Vipassana means seeing separately, distinctly, penetratingly; seeing with discrimination. Wisdom involves learning to discriminate regarding our experience. The meditator learns to recognise a thought as just a thought; an emotion as just an emotion; pain as just pain, pleasure as just pleasure. Normally we are not satisfied with experiencing things as they simply are. An experience arises, and we project onto it. Anger arises, and we think of some situation which made us angry. We think of how we were victimised or abused, and this feeds the emotion of anger; the emotion of anger then feeds the drama in our heads, the story-line, in which we are the abused victims and what we did or should have done about this. Drama feeds emotion, and emotion feeds drama. The drama - the days of my life - is endlessly fascinating for me, because it stars the person I love most in the world: me!
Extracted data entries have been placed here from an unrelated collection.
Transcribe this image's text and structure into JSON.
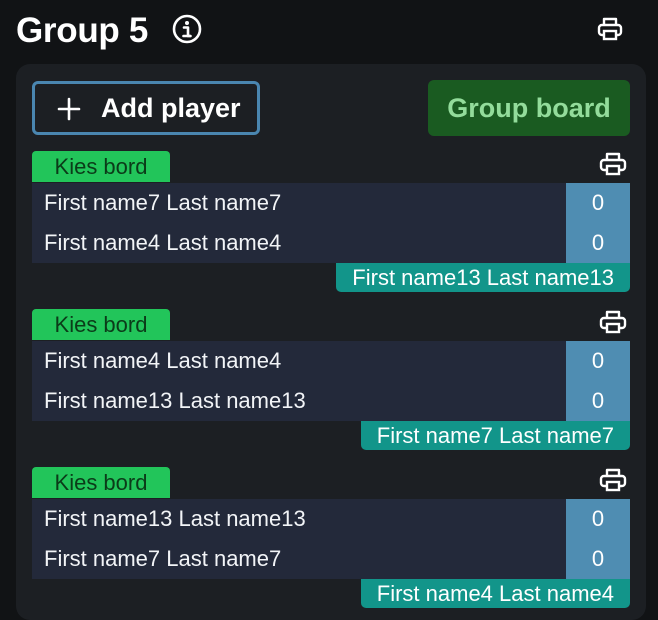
{
  "header": {
    "title": "Group 5",
    "info_icon": "info-circle-icon",
    "print_icon": "printer-icon"
  },
  "toolbar": {
    "add_player_label": "Add player",
    "group_board_label": "Group board"
  },
  "matches": [
    {
      "board_label": "Kies bord",
      "players": [
        {
          "name": "First name7 Last name7",
          "score": "0"
        },
        {
          "name": "First name4 Last name4",
          "score": "0"
        }
      ],
      "referee": "First name13 Last name13"
    },
    {
      "board_label": "Kies bord",
      "players": [
        {
          "name": "First name4 Last name4",
          "score": "0"
        },
        {
          "name": "First name13 Last name13",
          "score": "0"
        }
      ],
      "referee": "First name7 Last name7"
    },
    {
      "board_label": "Kies bord",
      "players": [
        {
          "name": "First name13 Last name13",
          "score": "0"
        },
        {
          "name": "First name7 Last name7",
          "score": "0"
        }
      ],
      "referee": "First name4 Last name4"
    }
  ],
  "colors": {
    "background": "#111315",
    "panel": "#1c1f23",
    "kies_bord": "#22c55a",
    "group_board": "#1a5b21",
    "score": "#4f8db2",
    "referee": "#12958a",
    "add_border": "#4a86b0"
  }
}
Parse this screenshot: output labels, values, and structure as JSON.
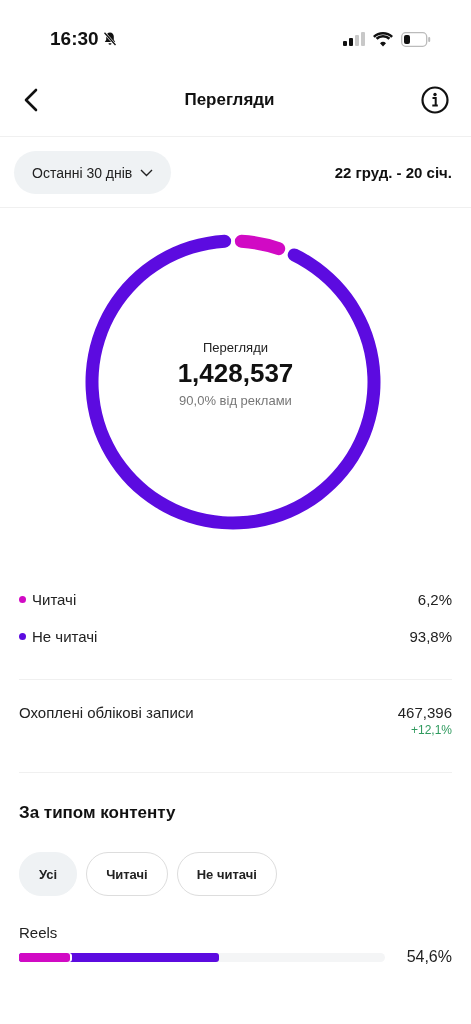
{
  "status_bar": {
    "time": "16:30",
    "silent": true
  },
  "header": {
    "title": "Перегляди"
  },
  "filter": {
    "period": "Останні 30 днів",
    "range": "22 груд. - 20 січ."
  },
  "summary": {
    "label": "Перегляди",
    "total": "1,428,537",
    "note": "90,0% від реклами",
    "chart_data": {
      "type": "donut",
      "values": [
        6.2,
        93.8
      ]
    }
  },
  "legend": [
    {
      "label": "Читачі",
      "value": "6,2%",
      "color": "#d10ac4"
    },
    {
      "label": "Не читачі",
      "value": "93,8%",
      "color": "#5c0be0"
    }
  ],
  "reach": {
    "label": "Охоплені облікові записи",
    "value": "467,396",
    "change": "+12,1%"
  },
  "content_type": {
    "title": "За типом контенту",
    "chips": [
      {
        "label": "Усі",
        "selected": true
      },
      {
        "label": "Читачі",
        "selected": false
      },
      {
        "label": "Не читачі",
        "selected": false
      }
    ],
    "rows": [
      {
        "label": "Reels",
        "value": "54,6%",
        "segments": [
          {
            "level": 0.139,
            "color": "#d10ac4"
          },
          {
            "level": 0.546,
            "color": "#5c0be0"
          }
        ]
      }
    ]
  }
}
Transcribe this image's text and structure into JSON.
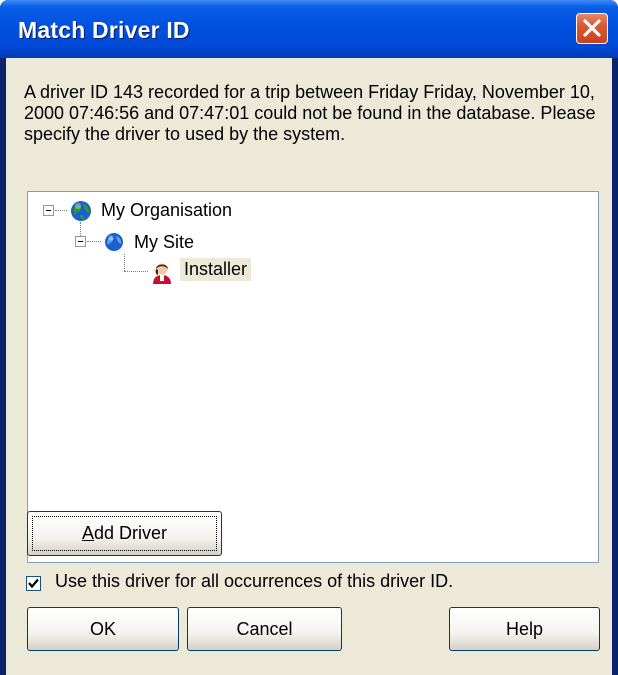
{
  "window": {
    "title": "Match Driver ID"
  },
  "message": "A driver ID 143 recorded for a trip between Friday Friday, November 10, 2000 07:46:56 and 07:47:01 could not be found in the database. Please specify the driver to used by the system.",
  "tree": {
    "organisation": {
      "label": "My Organisation",
      "icon": "globe-icon",
      "expanded": true
    },
    "site": {
      "label": "My Site",
      "icon": "globe-icon",
      "expanded": true
    },
    "driver": {
      "label": "Installer",
      "icon": "driver-person-icon",
      "selected": true
    }
  },
  "buttons": {
    "add_driver_accel": "A",
    "add_driver_rest": "dd Driver",
    "ok": "OK",
    "cancel": "Cancel",
    "help": "Help"
  },
  "checkbox": {
    "label": "Use this driver for all occurrences of this driver ID.",
    "checked": true
  }
}
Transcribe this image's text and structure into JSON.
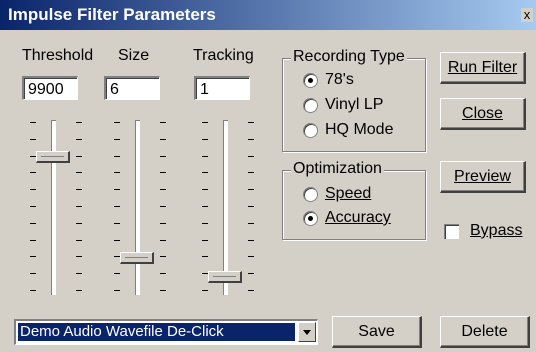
{
  "window": {
    "title": "Impulse Filter Parameters",
    "close_glyph": "x"
  },
  "sliders": [
    {
      "label": "Threshold",
      "value": "9900",
      "position": 0.2
    },
    {
      "label": "Size",
      "value": "6",
      "position": 0.82
    },
    {
      "label": "Tracking",
      "value": "1",
      "position": 0.93
    }
  ],
  "recording_type": {
    "legend": "Recording Type",
    "options": [
      {
        "label": "78's",
        "selected": true
      },
      {
        "label": "Vinyl LP",
        "selected": false
      },
      {
        "label": "HQ Mode",
        "selected": false
      }
    ]
  },
  "optimization": {
    "legend": "Optimization",
    "options": [
      {
        "label": "Speed",
        "selected": false
      },
      {
        "label": "Accuracy",
        "selected": true
      }
    ]
  },
  "buttons": {
    "run_filter": "Run Filter",
    "close": "Close",
    "preview": "Preview",
    "save": "Save",
    "delete": "Delete"
  },
  "bypass": {
    "label": "Bypass",
    "checked": false
  },
  "preset": {
    "selected": "Demo Audio Wavefile De-Click"
  },
  "colors": {
    "titlebar_start": "#0a246a",
    "titlebar_end": "#a6caf0",
    "face": "#d4d0c8",
    "selection": "#0a246a"
  }
}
It is important to realise here that we are not denying our story: we are not, for example, pretending we have never been victimised. What we are doing is denying are a victim. That is, we are not denying our experience, but we are refusing to identify with our experience. This is a subtle but fundamental point. When we investigate the body and mind we experience it as a process. When we experience ourselves and our world as pure process, we do not stop anywhere in this process, freeze this process, and call this frozen point: me; mine; you; yours.
So, I have the thought but the thought is not me. This is revolutionary. Try it. Try letting go of the idea that the thought or emotion is who you are and recognize it as something you have - and that it will pass. You've never before had an emotion that was permanent and so this is not the one! You have the emotion; but the emotion is not you. You are fundamentally a fully enlightened being although you may not be awake to that yet. But everything we do to illuminate our minds helps us wake up to who and what we really are.